The Killzone developers are saving some more ideas for the light bar for later. “When you fire your weapon, we’ve considered having the light from the muzzle flash flicker on your hands as you hold the controller,” Shadow Fall’s director, Steven ter Heide, told GamesBeat. “Maybe that’s something we can implement post-launch. Once you start thinking about this sort of stuff, you can come up with a whole bunch of different, innovative ideas. We’re just scratching the surface right now.”

The speaker

DualShock 4 speaker

The little speaker on the DualShock 4 will add supplemental audio to some games, similar to Nintendo’s Wiimote controller — nothing shocking here. Warframe, Dying Light, and Killzone: Shadow Fall all use it for radio-like communications since it sounds both small and slightly tinny. “Audio logs come in through the speaker,” said ter Heide.”The voice feels more up close and personal this way. It’s these little things that help add to the overall experience.”

Infamous: Second Son takes it a little further. The speaker sounds off when you drain a new power source, when you scan your fingerprints on an electronic panel, or even when you’re dying by pumping out an audible heartbeat.

The gyros

The gyroscopic sensors are “way more precise” than the PlayStation 3’s old Sixaxis controls, according to Thief’s developers. That allows for more accurate and consistent recognition of a player’s movement even when the DualShock 4 isn’t used in conjunction with the controller-tracking PlayStation Camera.

In Dying Light, if you hold the PS4 joypad and make a motion like you’re checking the time, your in-game character will look at his watch (which is important information in this particular case because the zombies are way more numerous and dangerous after sundown).

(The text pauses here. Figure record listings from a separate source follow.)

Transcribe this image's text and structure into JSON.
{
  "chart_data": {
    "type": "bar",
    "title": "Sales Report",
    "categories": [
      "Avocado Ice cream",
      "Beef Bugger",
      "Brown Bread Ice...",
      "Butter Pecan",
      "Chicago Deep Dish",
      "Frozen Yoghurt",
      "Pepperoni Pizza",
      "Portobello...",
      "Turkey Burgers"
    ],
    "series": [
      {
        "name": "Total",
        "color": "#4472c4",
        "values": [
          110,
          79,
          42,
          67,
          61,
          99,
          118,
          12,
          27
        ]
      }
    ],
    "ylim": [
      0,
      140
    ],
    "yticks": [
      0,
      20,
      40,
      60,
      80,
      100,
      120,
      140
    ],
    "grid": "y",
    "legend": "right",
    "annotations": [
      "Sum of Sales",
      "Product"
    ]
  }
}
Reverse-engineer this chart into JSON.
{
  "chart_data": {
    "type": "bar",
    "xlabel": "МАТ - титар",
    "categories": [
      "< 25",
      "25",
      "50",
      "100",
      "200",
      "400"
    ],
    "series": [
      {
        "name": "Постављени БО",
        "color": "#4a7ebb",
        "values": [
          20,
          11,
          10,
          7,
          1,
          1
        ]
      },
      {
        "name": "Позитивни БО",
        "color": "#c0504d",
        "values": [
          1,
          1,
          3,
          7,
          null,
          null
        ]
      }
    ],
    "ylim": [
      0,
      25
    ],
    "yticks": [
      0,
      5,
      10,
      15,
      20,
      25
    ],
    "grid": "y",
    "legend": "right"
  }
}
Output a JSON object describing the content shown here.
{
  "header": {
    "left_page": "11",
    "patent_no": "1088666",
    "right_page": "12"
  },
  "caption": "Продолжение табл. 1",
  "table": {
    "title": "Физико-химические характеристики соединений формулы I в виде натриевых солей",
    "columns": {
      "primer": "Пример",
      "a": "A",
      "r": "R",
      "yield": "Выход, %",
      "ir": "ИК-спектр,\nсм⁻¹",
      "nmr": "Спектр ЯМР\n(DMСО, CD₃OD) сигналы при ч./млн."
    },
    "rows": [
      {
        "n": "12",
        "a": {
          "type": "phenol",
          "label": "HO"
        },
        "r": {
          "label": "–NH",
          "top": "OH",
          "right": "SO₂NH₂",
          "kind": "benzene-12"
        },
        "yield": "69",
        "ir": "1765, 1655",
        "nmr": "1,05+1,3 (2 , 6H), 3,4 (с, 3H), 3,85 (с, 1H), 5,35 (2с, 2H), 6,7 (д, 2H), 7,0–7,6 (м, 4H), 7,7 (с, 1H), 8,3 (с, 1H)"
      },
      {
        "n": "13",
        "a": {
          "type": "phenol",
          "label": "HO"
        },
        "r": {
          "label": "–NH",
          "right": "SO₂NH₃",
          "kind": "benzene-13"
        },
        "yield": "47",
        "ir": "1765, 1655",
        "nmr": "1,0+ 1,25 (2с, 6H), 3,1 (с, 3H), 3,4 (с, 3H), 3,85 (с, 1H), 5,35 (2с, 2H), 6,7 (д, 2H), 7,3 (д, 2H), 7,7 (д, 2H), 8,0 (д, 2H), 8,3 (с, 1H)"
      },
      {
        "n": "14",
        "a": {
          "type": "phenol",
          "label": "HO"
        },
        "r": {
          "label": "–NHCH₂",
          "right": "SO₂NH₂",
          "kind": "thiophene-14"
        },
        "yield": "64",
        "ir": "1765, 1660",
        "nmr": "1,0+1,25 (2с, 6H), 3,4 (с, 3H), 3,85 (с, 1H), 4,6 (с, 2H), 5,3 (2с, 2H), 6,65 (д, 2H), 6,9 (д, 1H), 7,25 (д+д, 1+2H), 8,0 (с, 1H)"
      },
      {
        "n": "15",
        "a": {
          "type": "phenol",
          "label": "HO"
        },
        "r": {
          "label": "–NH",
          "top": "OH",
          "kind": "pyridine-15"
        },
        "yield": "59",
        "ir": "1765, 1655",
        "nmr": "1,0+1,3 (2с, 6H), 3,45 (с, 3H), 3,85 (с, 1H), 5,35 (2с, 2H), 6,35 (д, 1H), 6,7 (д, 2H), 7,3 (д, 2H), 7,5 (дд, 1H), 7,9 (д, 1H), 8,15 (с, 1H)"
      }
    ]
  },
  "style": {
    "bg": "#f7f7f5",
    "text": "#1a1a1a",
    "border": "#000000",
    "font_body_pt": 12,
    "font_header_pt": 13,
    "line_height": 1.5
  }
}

In military first-person shooter Battlefield 4, tilting the controller will allow you to lean out of and peek around cover. Or if you’re piloting a helicopter, it will let you look around independently of where you’re flying the vehicle.

Battlefield 4

The rumble

Basketball game NBA Live 14 takes advantage of the DualShock 4’s more powerful rumble motors. When players post up against and start leaning into each other, the controller will start to vibrate on the left or right, depending on the side of contact taking place on the hardwood floor. The intensity of the force feedback will also increase for both the offensive and defensive players, depending on how hard they’re pushing into each other.

Passing on the unique controller features

Some companies are actually opting out of taking advantage of the PS4 controller’s new abilities, aside from system-universal features like the Share button for posting screenshots and videos. A representative from Activision told us that the developers for Call of Duty: Ghosts purposely avoided using the touch pad or light bar simply because they wanted “parity” between the different versions of the first-person shooter. In other words, they want the controller experience to be exactly the same from console to console — which actually isn’t a bad idea considering some Xbox 360 players might be migrating to the PlayStation 4 this month.